Friday’s Michigan Consumer Sentiment survey for August was very revealing in that consumer sentiment, expectations, and current conditions all fell to their lowest levels since the 2016 election. In the survey, trade tariffs were spontaneously mentioned by one in three consumers; the trade war and tariffs are getting into the consumer’s head.
Yesterday’s ISM manufacturing report also showed clear evidence of the impact of the trade war as the index fell into contraction territory for the first time since 2016 and has fallen for five straight months. The new order component fell to its lowest levels since 2012 and export orders fell to the worst levels since 2008. References to the trade war and tariffs were widespread throughout the report.
It does not take a genius to understand that the longer the trade war drags on, the greater impact it will have on our economy and the psyche of the American consumer. The drumbeat of negative economic news or declining stock market valuations could make a recession a self-fulfilling prophecy.

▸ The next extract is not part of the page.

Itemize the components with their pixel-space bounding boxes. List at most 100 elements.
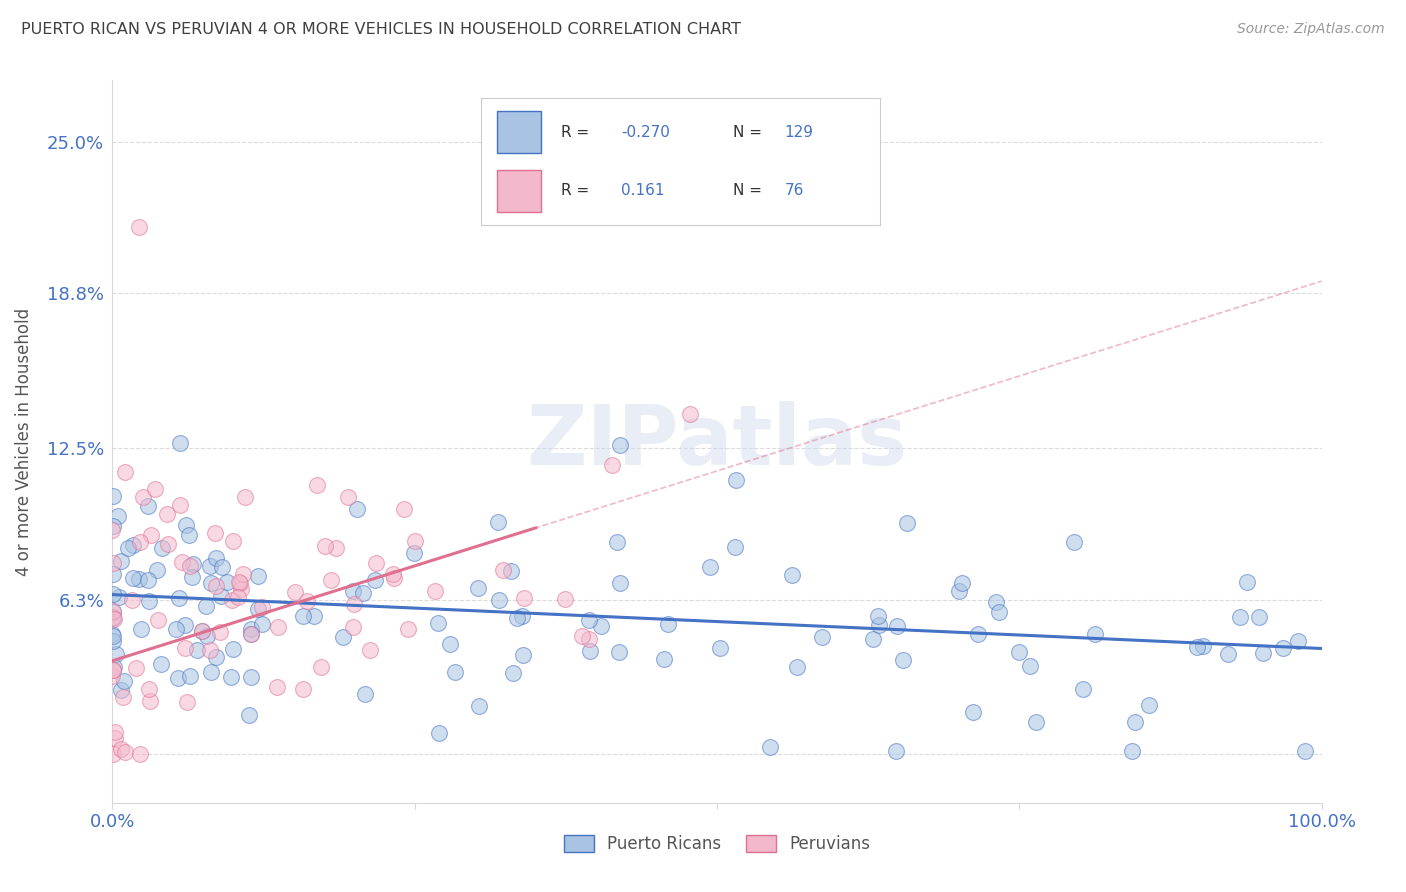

Last I checked, there is only one political party in China, and President Xi appears to have the full backing and endorsement of the Communist Party…they can afford to play the long game for now. Our political system is different and the U.S. President comes up for reelection next year. While the use of tariffs was well intentioned to correct China’s abusive trade practices, no President wants to run for reelection and face voters on the back of a weakening economy. Americans in 2020 might have to choose between the short term pain of tariffs and a slowing economy or playing the long game and correcting unfair and abusive trade practices by our trading partners.
HERE ARE THE KEY NEWS STORIES FROM OVERNIGHT:
Markets are in “risk-on” mode this morning with global equities, interest rates and commodity prices all moving higher. The U.S. dollar (DXY) is lower today with the British pound outperforming and investors deleveraging out of safe haven currencies.
Developments in Hong Kong where Chief Executive Carrie Lam agreed to formally withdraw the extradition bill that was at the heart of the protests over the past weeks helped to initiate a global rally. Hong Kong stocks closed up by nearly 4%.
The other key development that is helping market sentiment is that defections within Boris Johnson’s Tory party and losing a key Parliamentary vote yesterday are reducing the prospects of a hard Brexit. Much uncertainty remains revolving Brexit and a firm end date with the added possibility of fresh elections being called in the U.K. For today, the British pound is the top performing major currency.
The U.S. trade deficit for July came in slightly better than expectations at $53.4 billion. The U.S. trade deficit with China narrowed as both imports and exports declined. China, the largest U.S. trading partner last year, has seen trading volumes with the U.S. decline as the trade war and tariffs take their toll on investment and supply chains. Mexico is now the number one trading partner for the U.S. followed closely by Canada.